If you are serious about choosing lenses, you may need to have a telephoto lens for portrait photos to make the results more like an amazing 85 millimeters, to take portraits or to get closer shots of distant objects without moving the camera. This lens is also good to use when you want to photograph beautiful birds in the trees, or steal a photo when you see a beautiful girl in the distance, then you can make close to the face of the girl with a telephoto lens without being noticed by the girl.

If you are interested in photographing small flowers or insects that was perched on a flower, then you need a macro lens, but the lens of your camera kit is also quite good for this sort of picture-making. Would you like to vacation and see landscapes like forests or mountains in the distance and the beach? If you have enough money, then you need to have a wide angle lens. And you should apprehend that for a very wide, please go with an 18 millimeter lens. However For just a little wider than the 50 millimeter lens, use a 35 millimeter prime lens.

You may have very amazed with the photos of stars in the sky or other photos that you see on the Internet or at a photo exhibition. The world of photography is an art that is not limited and highly dependent on your imagination and creativity, and of course also depends on the equipment, the type of camera, lens types, and also related to camera accessories.

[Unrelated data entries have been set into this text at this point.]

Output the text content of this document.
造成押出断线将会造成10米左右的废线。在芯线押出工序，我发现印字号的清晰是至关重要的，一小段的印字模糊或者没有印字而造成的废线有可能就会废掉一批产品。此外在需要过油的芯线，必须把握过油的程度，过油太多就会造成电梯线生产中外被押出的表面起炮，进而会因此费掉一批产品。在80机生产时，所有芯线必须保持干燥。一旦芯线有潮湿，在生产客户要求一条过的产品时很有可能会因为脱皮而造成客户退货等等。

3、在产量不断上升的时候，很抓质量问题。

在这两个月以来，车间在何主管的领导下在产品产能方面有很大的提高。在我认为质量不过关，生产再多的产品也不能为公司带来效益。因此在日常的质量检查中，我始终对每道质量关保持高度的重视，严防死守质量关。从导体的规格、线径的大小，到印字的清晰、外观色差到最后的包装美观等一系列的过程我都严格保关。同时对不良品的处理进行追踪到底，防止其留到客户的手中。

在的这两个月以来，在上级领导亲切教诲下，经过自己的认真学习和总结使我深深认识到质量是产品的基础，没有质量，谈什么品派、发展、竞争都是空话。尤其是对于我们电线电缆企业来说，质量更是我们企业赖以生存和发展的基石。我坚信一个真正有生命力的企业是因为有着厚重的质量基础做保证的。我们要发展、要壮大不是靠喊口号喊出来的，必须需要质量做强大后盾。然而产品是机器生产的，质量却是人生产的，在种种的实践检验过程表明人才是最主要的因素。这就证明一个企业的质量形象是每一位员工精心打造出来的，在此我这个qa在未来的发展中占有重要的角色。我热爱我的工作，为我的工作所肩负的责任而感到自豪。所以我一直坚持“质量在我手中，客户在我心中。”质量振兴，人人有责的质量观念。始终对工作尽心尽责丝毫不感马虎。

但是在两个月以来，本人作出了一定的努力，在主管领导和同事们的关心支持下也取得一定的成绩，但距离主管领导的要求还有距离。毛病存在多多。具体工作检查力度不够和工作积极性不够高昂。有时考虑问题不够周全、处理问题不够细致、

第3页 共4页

You can also take advantage of the atmosphere of the era of horse to buy lenses because until towards the end of February 2014 you can get a discount at the nearest camera shop or at a trusted online store.

With the passage of time, then you will know more about the lenses you need, then start saving money so you can buy your dream lens or camera. Perhaps you need to think to sell your stock photos online. Look for information by using a search engine today, so you can have an income from photography, you can even sell photography services to family or friends who will make the wedding party. If you are successful you will get a lot of references. You must also know a professional photographer can be a very good living from photography.

Final things to rememberThese are only guidelines every rule has an exception!Always remember your framing and exposure!Theres a lot more to learn and discover!PRACTICE MAKES PERFECT!

Practice,Practice,Practice,

Learn from your mistakes

Stop making comparisons with great photographers

Often, people compare themselves with great photographers. Works of people like Ansel Adams, Gary Winogrand, Henri Cartier-Bresson are published in hundreds of magazines the world over. They are a constant source of inspiration for many. On the flip side, however, they can become a benchmark for all the wrong reasons. People start to compare their own work with the work of these greats, thereby creating an unnecessary feeling of depression.When you compare your work with that of established photographers (not just the greats named above), someone who has years of experience practicing his skills, you compare yourself with the essence of that professionals hard work and dedication of many years.

Behind every great photo there are hours of preparation, hard work, failures and heartburns.Master photographers will almost never show you how they failed before making that great shot. You dont get to see the incorrect exposures, poor compositions, incorrect development (film photography) and crappy treatment of themes. Understand what they have done and why they have done that. When you have mastered the process, add your own touch to it. You will probably fail as many times, may be even more, but you will end up also creating stunning compositions as well.Thank You!

Now go out and take some pictures!!!